Kamis, 22 September 2016
Minggu, 28 Agustus 2016
Penggunaan Garam dan Asap Cair Sebagai Upaya Pengawetan dan Penambah Cita Rasa pada Ikan Bilih
Pada artikel ini
kita akan sedikit membahas tentang Myslacokuseus
padangensis atau yang biasa dikenal
dengan nama ikan bilih. Ikan bilih, merupakan ikan air tawar endemik yang hidup di Danau Singkarak, Sumatera Utara. Secara
umum ikan bilih menyukai perairan jernih, suhu perairan rendah (26,0 – 28,0 oC)

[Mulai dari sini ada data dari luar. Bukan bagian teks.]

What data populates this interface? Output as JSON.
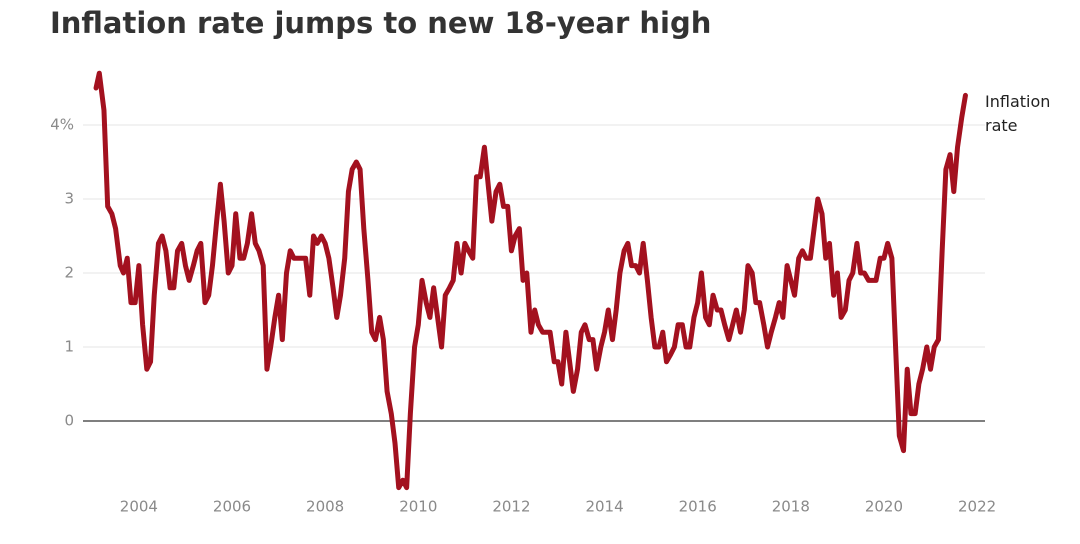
{
  "chart_data": {
    "type": "line",
    "title": "Inflation rate jumps to new 18-year high",
    "xlim": [
      2002.8,
      2022.17
    ],
    "xticks": [
      2004,
      2006,
      2008,
      2010,
      2012,
      2014,
      2016,
      2018,
      2020,
      2022
    ],
    "ylim": [
      -1,
      4.9
    ],
    "yticks": [
      0,
      1,
      2,
      3,
      {
        "value": 4,
        "label": "4%"
      }
    ],
    "grid": true,
    "x": [
      2003.08,
      2003.15,
      2003.25,
      2003.33,
      2003.42,
      2003.5,
      2003.6,
      2003.67,
      2003.75,
      2003.83,
      2003.92,
      2004.0,
      2004.08,
      2004.17,
      2004.25,
      2004.33,
      2004.42,
      2004.5,
      2004.58,
      2004.67,
      2004.75,
      2004.83,
      2004.92,
      2005.0,
      2005.08,
      2005.17,
      2005.25,
      2005.33,
      2005.42,
      2005.5,
      2005.58,
      2005.67,
      2005.75,
      2005.83,
      2005.92,
      2006.0,
      2006.08,
      2006.17,
      2006.25,
      2006.33,
      2006.42,
      2006.5,
      2006.58,
      2006.67,
      2006.75,
      2006.83,
      2006.92,
      2007.0,
      2007.08,
      2007.17,
      2007.25,
      2007.33,
      2007.42,
      2007.5,
      2007.58,
      2007.67,
      2007.75,
      2007.83,
      2007.92,
      2008.0,
      2008.08,
      2008.17,
      2008.25,
      2008.33,
      2008.42,
      2008.5,
      2008.58,
      2008.67,
      2008.75,
      2008.83,
      2008.92,
      2009.0,
      2009.08,
      2009.17,
      2009.25,
      2009.33,
      2009.42,
      2009.5,
      2009.58,
      2009.67,
      2009.75,
      2009.83,
      2009.92,
      2010.0,
      2010.08,
      2010.17,
      2010.25,
      2010.33,
      2010.5,
      2010.58,
      2010.67,
      2010.75,
      2010.83,
      2010.92,
      2011.0,
      2011.08,
      2011.17,
      2011.25,
      2011.33,
      2011.42,
      2011.5,
      2011.58,
      2011.67,
      2011.75,
      2011.83,
      2011.92,
      2012.0,
      2012.08,
      2012.17,
      2012.25,
      2012.33,
      2012.42,
      2012.5,
      2012.58,
      2012.67,
      2012.75,
      2012.83,
      2012.92,
      2013.0,
      2013.08,
      2013.17,
      2013.33,
      2013.42,
      2013.5,
      2013.58,
      2013.67,
      2013.75,
      2013.83,
      2013.92,
      2014.0,
      2014.08,
      2014.17,
      2014.25,
      2014.33,
      2014.42,
      2014.5,
      2014.58,
      2014.67,
      2014.75,
      2014.83,
      2014.92,
      2015.0,
      2015.08,
      2015.17,
      2015.25,
      2015.33,
      2015.42,
      2015.5,
      2015.58,
      2015.67,
      2015.75,
      2015.83,
      2015.92,
      2016.0,
      2016.08,
      2016.17,
      2016.25,
      2016.33,
      2016.42,
      2016.5,
      2016.58,
      2016.67,
      2016.75,
      2016.83,
      2016.92,
      2017.0,
      2017.08,
      2017.17,
      2017.25,
      2017.33,
      2017.42,
      2017.5,
      2017.58,
      2017.67,
      2017.75,
      2017.83,
      2017.92,
      2018.0,
      2018.08,
      2018.17,
      2018.25,
      2018.33,
      2018.42,
      2018.5,
      2018.58,
      2018.67,
      2018.75,
      2018.83,
      2018.92,
      2019.0,
      2019.08,
      2019.17,
      2019.25,
      2019.33,
      2019.42,
      2019.5,
      2019.58,
      2019.67,
      2019.75,
      2019.83,
      2019.92,
      2020.0,
      2020.08,
      2020.17,
      2020.25,
      2020.33,
      2020.42,
      2020.5,
      2020.58,
      2020.67,
      2020.75,
      2020.83,
      2020.92,
      2021.0,
      2021.08,
      2021.17,
      2021.25,
      2021.33,
      2021.42,
      2021.5,
      2021.58,
      2021.67,
      2021.75
    ],
    "series": [
      {
        "name": "Inflation rate",
        "color": "#a3111f",
        "values": [
          4.5,
          4.7,
          4.2,
          2.9,
          2.8,
          2.6,
          2.1,
          2.0,
          2.2,
          1.6,
          1.6,
          2.1,
          1.3,
          0.7,
          0.8,
          1.7,
          2.4,
          2.5,
          2.3,
          1.8,
          1.8,
          2.3,
          2.4,
          2.1,
          1.9,
          2.1,
          2.3,
          2.4,
          1.6,
          1.7,
          2.1,
          2.7,
          3.2,
          2.7,
          2.0,
          2.1,
          2.8,
          2.2,
          2.2,
          2.4,
          2.8,
          2.4,
          2.3,
          2.1,
          0.7,
          1.0,
          1.4,
          1.7,
          1.1,
          2.0,
          2.3,
          2.2,
          2.2,
          2.2,
          2.2,
          1.7,
          2.5,
          2.4,
          2.5,
          2.4,
          2.2,
          1.8,
          1.4,
          1.7,
          2.2,
          3.1,
          3.4,
          3.5,
          3.4,
          2.6,
          1.9,
          1.2,
          1.1,
          1.4,
          1.1,
          0.4,
          0.1,
          -0.3,
          -0.9,
          -0.8,
          -0.9,
          0.1,
          1.0,
          1.3,
          1.9,
          1.6,
          1.4,
          1.8,
          1.0,
          1.7,
          1.8,
          1.9,
          2.4,
          2.0,
          2.4,
          2.3,
          2.2,
          3.3,
          3.3,
          3.7,
          3.2,
          2.7,
          3.1,
          3.2,
          2.9,
          2.9,
          2.3,
          2.5,
          2.6,
          1.9,
          2.0,
          1.2,
          1.5,
          1.3,
          1.2,
          1.2,
          1.2,
          0.8,
          0.8,
          0.5,
          1.2,
          0.4,
          0.7,
          1.2,
          1.3,
          1.1,
          1.1,
          0.7,
          1.0,
          1.2,
          1.5,
          1.1,
          1.5,
          2.0,
          2.3,
          2.4,
          2.1,
          2.1,
          2.0,
          2.4,
          1.9,
          1.4,
          1.0,
          1.0,
          1.2,
          0.8,
          0.9,
          1.0,
          1.3,
          1.3,
          1.0,
          1.0,
          1.4,
          1.6,
          2.0,
          1.4,
          1.3,
          1.7,
          1.5,
          1.5,
          1.3,
          1.1,
          1.3,
          1.5,
          1.2,
          1.5,
          2.1,
          2.0,
          1.6,
          1.6,
          1.3,
          1.0,
          1.2,
          1.4,
          1.6,
          1.4,
          2.1,
          1.9,
          1.7,
          2.2,
          2.3,
          2.2,
          2.2,
          2.6,
          3.0,
          2.8,
          2.2,
          2.4,
          1.7,
          2.0,
          1.4,
          1.5,
          1.9,
          2.0,
          2.4,
          2.0,
          2.0,
          1.9,
          1.9,
          1.9,
          2.2,
          2.2,
          2.4,
          2.2,
          1.0,
          -0.2,
          -0.4,
          0.7,
          0.1,
          0.1,
          0.5,
          0.7,
          1.0,
          0.7,
          1.0,
          1.1,
          2.3,
          3.4,
          3.6,
          3.1,
          3.7,
          4.1,
          4.4
        ]
      }
    ]
  }
}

dan daerah literol perairannya berbatu kerikil dan atau pasir. Berdasarkan sifat dan kebiasaan makannya,
ikan bilih termasuk ikan benthopelagis, yaitu jenis ikan yang dapat
memanfaatkan jenis makanan yang berada di dasar perairan maupun di lapisan
tengah dan permukaaan air.
Penghasilan nelayan di sekitar danau Singkarak
sangat tergantung pada jumlah hasil tangkapan dan harga jual ikan tersebut.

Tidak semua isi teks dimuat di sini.